Bence biriyle birlikte olmanın tüm amacı, onlarla konuşabilmek ve her şeyi oluruna bırakabilmek ve hatta en kötü anında bile seni hâlâ sevip seninle hâlâ konuşmak istemeleri ve sana değer vermeleri.
Je crois que tout l'intérêt d'être avec quelqu'un c'est de pouvoir lui parler de tout et même quand tu es sous ton plus mauvais jour, il t'aime toujours, veut toujours te parler et se fait du souci pour toi
Ben hayatımı seninle birlikte geçirmek istiyorum.
Je voulais passer ma vie avec toi.
Seninle konuşmaya ya da birlikte yaşamaya iznim yok artık.
J'ai pas le droit de te parler. Ni de vivre avec toi.
Seninle birlikte gözden geçirmek istedim.
Je voulais faire le point.
Rachel ile birlikte seninle yaşamak için geldiğimiz ilk günü...
Comme le premier jour où Rachel et moi sommes arrivées.

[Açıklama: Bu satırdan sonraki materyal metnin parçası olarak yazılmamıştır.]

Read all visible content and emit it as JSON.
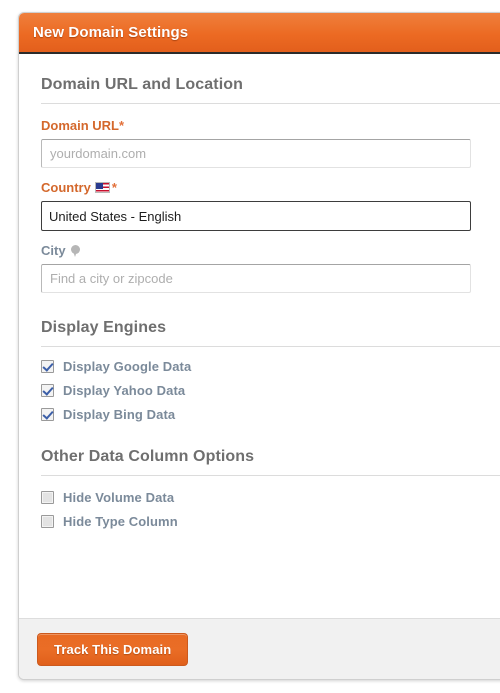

O gün kilisede, İsa Efendiye.. seninle o çocuğu birlikte yapmamasını söylüyordun, ama bugün sizin nişanınız var... nişan
Ce jour-là, à l'église, vous Lui avez dit d'empêcher ce garçon de vous aimer, mais, aujourd'hui, ce sont vos financements...
Bence inanılmaz birisin ve seninle birlikte olmak istiyorum. Aa... Ama...
Mais j'ai l'impression que toute ma vie... j'ai pris des décisions en lien avec mes émotions, sans vraiment me soucier de ce qui est bon pour moi.
... ama burada olmak seninle birlikte.
- Avec toi... - Oh.
Evet ama seninle ve birlikte çocuk yaptığınız başka bir adam arasındaki.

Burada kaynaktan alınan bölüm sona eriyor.